When will things get back to normal? It would be nice to receive from the chalice again and it would be great to see everyone’s face again. It would be comforting to be able to relate to each parishioner with a greeting of peace or a handshake after Mass. Yes, it would be great to get back to how things were before the restrictions.
But, getting back to “normal?” I’m not sure I want our Church to go back to the norm of 3o% attendance and 5% of parishioners supporting the remnant. That’s how things were as we entered the pandemic era. If we go back to normal we’ll soon be facing nearly empty churches. Just look at Catholic attendance at Mass in England or Germany or the Czech Republic or France. The churches in Europe are empty for the most part and those who are there are members of the baby-boom generation. These parishioners are dying out. There are few millenials, fewer z-generation Catholics.
The Catholic Church in the West is in crisis. It was declining before the pandemic and we can look forward to a steeper fall now. I don’t think we can expect many to come back to Church post restrictions. No, they are not coming back. They are out of the habit of going, or worse don’t see any need to go. Then, what happens? Some new form of Church?
What if God is calling us to something greater? A renewed Church. The Church resurrected with a new mission and vision? What if God is calling us to write a new story? What if we don’t go back to normal?
Those who have left the Christian Church or were even baptized in the Church but now write “none” when asked their religious preference, are now 20% of the US adult population. “Oh, they’ll be back to receive the sacrament of marriage or to baptize their children.” In the past two decades, marriages are down over 50% cancelling out the desperate answer “they’ll be back.” If they have a child or two, there will be likely no baptism.
What if we have to start over?
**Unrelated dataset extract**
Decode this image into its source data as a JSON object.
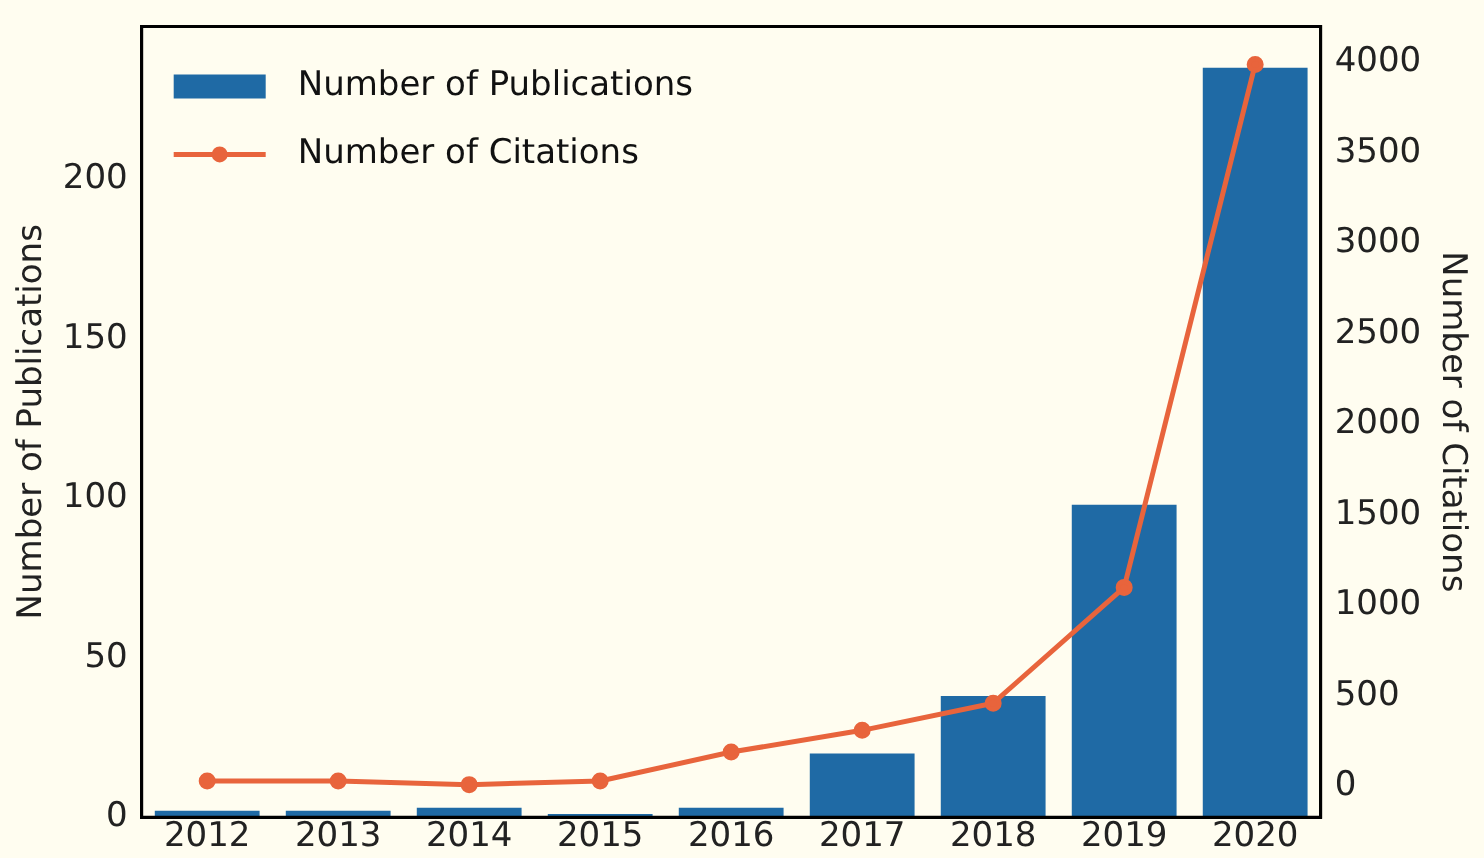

Church buildings have fallen into ruin once more as they have in the past. What if Catholic Schools — as strong in academics as they are,–what if they are on their way out? There were over a thousand children in my elementary school when I went. My high School was a respected Catholic school with over eight hundred in attendance each day. Both schools are long gone.
I have been a pastor of four elementary schools. Each of these schools were staffed with administrators who had no business managing anything much less a Catholic school. The administrators had long ago separated from the mission of the parish. Each principal developed their own turf-school. It wasn’t pretty. Let’s face it: the majority of our Catholic schools are secular. We are raising up smart citizens to compete in a complex society. We are not inspiring a new way of living in discipleship and in the Gospel of Jesus Christ.
This is not an actively immigrant country anymore. We don’t need parochial schools to save our religion. It’s not working anyway. There are two hundred children in our parochial school and a similar amount in our religious education program. They are not present at the Eucharist on Sundays. The school system of discipleship is over now.
SO WHAT DO WE DO?
We have to re-imagine the church. Catholic home-schooling may be closer to the ideal of forming disciples than anything else. It seems to me that we have to renounce secularism and the creed of self. With that basis, parents can actually pass on the basics of the Faith and the entire family develops together. The domestic church may not be the entire answer but it must be a foundation for a re-vitalized church.